The first point of realisation is that doctors too are humans and they too are subjected to same stresses and strains as we all do, that their mental health is susceptible to deterioration too, and that their bodies are subjected to exhaustion. We tend to think of doctors as some heavenly creatures who work more like work machines and tend to zoom out their human exigencies. These issues are cumulated in India in general and Kashmir in particular where the ideal doctor patient ratio is breached and doctors are put under stringent conditions of heavy patient inrush and inexorable workload. Reports reveal the deviation of doctor patient ratio in India and Kashmir respectively from internationally accepted standards. Given this abnormal ratio, it is but natural that the burden on doctors is only going to increase and our perennial complaint against doctors of not listening to patients properly is also to be traced to the roots where the doctor is assigned patients in excess to what he can ideally handle. Yet, while we judge the hurry and anxiety of doctors in evaluating patients, we often subtract this component of added patient load and tend to place the entire blame on doctors which is not only unjustified but misleading as well.
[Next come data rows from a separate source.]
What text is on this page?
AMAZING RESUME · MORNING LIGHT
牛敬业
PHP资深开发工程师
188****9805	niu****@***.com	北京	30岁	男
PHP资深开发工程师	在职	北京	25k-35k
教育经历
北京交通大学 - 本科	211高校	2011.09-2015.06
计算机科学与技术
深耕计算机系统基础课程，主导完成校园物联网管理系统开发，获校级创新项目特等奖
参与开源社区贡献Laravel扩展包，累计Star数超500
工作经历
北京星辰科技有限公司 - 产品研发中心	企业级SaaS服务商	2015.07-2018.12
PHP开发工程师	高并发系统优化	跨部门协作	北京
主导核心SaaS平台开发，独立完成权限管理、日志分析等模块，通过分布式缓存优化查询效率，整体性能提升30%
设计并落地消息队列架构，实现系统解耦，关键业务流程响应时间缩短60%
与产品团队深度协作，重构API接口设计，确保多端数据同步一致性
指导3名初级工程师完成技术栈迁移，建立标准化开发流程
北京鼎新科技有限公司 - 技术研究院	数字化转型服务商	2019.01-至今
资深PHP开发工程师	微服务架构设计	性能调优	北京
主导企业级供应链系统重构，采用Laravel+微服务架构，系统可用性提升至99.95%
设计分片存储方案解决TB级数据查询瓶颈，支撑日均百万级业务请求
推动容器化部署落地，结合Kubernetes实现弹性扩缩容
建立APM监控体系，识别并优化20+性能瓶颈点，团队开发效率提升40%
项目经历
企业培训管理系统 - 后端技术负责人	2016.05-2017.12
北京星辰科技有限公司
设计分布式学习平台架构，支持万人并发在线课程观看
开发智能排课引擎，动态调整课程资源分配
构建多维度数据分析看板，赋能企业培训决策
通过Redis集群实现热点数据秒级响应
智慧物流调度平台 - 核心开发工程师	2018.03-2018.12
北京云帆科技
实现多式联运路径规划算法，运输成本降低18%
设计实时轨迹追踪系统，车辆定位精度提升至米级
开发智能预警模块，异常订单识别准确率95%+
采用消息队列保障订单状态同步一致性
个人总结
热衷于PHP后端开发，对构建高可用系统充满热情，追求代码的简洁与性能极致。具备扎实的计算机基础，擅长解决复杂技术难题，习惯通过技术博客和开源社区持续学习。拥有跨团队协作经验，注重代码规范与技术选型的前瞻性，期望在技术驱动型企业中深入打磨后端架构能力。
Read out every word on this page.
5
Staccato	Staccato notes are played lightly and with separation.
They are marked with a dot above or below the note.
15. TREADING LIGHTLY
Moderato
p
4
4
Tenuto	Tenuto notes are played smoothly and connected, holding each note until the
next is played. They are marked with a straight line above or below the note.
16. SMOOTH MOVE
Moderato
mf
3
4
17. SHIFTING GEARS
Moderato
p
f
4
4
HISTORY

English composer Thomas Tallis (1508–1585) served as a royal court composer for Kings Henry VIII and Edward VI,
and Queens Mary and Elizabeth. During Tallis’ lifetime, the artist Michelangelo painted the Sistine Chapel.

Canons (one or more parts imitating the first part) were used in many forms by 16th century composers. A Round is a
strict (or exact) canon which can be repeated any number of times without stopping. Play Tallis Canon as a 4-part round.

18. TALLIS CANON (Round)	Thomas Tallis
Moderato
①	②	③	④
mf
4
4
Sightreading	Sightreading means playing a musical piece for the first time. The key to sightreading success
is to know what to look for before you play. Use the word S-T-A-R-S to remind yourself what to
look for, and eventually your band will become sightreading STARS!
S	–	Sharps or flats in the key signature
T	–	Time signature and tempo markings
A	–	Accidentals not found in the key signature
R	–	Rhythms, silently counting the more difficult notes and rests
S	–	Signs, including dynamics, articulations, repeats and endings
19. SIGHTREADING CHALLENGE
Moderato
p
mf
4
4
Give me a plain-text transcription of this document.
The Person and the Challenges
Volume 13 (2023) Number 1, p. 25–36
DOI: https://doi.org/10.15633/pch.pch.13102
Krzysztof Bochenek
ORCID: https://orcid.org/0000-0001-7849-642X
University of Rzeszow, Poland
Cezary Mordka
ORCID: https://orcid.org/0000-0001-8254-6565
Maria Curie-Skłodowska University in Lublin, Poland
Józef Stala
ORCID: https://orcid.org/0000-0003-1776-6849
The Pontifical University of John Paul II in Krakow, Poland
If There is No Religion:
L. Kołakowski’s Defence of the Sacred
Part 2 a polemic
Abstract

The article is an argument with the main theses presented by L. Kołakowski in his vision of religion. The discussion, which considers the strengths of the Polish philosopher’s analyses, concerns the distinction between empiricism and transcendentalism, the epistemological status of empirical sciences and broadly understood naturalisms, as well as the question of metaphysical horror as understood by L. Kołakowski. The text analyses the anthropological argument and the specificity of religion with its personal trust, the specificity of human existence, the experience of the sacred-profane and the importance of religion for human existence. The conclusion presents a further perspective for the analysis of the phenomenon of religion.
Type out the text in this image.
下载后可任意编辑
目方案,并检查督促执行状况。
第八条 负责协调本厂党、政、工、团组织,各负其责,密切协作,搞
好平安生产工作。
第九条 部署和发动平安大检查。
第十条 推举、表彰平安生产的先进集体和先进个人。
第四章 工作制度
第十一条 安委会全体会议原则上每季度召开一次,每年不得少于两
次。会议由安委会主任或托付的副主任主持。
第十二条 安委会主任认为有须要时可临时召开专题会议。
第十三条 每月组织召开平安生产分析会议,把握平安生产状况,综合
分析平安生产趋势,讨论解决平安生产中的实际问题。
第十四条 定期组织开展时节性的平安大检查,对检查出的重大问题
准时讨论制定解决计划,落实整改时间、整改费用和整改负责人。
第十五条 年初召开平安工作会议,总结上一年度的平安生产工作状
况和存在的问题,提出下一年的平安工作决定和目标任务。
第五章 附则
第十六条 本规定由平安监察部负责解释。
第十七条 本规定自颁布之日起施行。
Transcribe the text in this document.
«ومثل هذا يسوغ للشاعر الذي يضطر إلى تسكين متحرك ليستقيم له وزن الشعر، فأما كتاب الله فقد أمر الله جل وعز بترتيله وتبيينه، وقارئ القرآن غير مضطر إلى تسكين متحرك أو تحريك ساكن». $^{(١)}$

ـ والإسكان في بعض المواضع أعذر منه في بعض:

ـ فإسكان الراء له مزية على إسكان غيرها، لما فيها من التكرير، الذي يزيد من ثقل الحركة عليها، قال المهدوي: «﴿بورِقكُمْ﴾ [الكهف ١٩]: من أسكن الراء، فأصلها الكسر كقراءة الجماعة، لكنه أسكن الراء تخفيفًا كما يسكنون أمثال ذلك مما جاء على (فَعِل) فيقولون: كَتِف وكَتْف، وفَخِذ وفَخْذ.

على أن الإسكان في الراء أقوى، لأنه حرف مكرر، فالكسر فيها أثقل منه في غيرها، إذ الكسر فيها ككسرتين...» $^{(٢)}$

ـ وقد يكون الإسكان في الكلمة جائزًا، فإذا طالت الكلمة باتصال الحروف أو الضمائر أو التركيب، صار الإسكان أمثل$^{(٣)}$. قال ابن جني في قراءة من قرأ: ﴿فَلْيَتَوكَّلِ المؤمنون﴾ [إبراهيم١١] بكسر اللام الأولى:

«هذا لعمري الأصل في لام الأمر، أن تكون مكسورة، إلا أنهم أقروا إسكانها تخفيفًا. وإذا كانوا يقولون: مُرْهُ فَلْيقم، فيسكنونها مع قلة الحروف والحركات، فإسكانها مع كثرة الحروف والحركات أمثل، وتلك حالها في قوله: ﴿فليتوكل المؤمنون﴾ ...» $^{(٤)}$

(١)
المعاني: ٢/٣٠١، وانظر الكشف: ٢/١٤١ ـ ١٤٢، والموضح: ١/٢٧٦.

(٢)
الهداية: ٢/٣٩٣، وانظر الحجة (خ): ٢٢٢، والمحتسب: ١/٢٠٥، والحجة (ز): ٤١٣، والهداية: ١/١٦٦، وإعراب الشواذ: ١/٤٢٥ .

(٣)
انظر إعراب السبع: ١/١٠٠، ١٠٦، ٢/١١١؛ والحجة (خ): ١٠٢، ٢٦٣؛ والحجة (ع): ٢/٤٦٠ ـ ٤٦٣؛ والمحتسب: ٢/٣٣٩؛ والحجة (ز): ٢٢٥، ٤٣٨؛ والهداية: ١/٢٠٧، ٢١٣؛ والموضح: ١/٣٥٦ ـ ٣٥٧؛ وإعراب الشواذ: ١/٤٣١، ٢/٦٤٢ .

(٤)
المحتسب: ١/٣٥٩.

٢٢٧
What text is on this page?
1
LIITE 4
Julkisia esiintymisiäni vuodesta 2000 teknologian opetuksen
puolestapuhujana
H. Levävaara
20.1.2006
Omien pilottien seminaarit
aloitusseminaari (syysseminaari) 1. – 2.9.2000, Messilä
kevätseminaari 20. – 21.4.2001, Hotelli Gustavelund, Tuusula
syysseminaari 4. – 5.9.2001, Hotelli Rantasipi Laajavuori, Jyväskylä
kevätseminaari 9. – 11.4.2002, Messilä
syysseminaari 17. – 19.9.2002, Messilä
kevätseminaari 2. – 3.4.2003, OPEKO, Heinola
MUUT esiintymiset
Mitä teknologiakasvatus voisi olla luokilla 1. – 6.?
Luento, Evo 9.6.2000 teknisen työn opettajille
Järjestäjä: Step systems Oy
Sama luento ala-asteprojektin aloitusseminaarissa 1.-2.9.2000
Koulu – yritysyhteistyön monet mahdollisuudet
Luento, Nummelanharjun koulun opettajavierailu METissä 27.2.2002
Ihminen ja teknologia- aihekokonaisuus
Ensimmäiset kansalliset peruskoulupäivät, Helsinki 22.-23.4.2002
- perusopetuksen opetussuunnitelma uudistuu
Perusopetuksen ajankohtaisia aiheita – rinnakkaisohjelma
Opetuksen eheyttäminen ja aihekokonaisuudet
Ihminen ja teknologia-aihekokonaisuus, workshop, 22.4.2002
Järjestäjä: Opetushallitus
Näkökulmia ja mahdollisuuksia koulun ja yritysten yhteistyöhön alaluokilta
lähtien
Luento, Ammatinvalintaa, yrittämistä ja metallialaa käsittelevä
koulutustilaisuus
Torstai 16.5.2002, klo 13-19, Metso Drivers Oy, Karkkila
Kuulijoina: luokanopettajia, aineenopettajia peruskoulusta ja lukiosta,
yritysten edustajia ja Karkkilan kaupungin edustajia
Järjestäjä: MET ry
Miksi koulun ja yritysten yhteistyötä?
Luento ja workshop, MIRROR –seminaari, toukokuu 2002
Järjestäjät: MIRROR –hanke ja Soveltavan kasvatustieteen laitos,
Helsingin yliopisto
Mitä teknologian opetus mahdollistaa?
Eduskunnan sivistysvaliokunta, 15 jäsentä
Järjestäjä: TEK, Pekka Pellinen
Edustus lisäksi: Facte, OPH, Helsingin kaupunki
Privatization of healthcare has changed the entire landscape of Doctor-Patient relationship and economic gains and returns have replaced the primary notion of Medicare which revolved on the axis of “In service of humanity”. In the wake of this shift, doctors have started prioritizing monetary returns over and above the well-being of patients and have almost given up their professional call of providing patients with necessary medical assistance devoid of any consideration for material returns. “Today there is a trust deficit between doctor and patient. The communication between them is at a low. We may be in a digital world, but in patient-care there should be a personal touch and communication to solve most problems. That’s often not there today”, writes JSN Murthy.
There is a need to revisit the Doctor-Patient relationship and to restore the element of human touch, empathy and understanding, in the absence of which the true spirit of the medical profession is destined to reduce to the standard of mere mechanical intervention.
While the doctor’s day is celebrated nationwide, it is more important to celebrate doctors and their work in our daily lives. Our practices in daily lives speak louder than our congratulatory remarks on social media.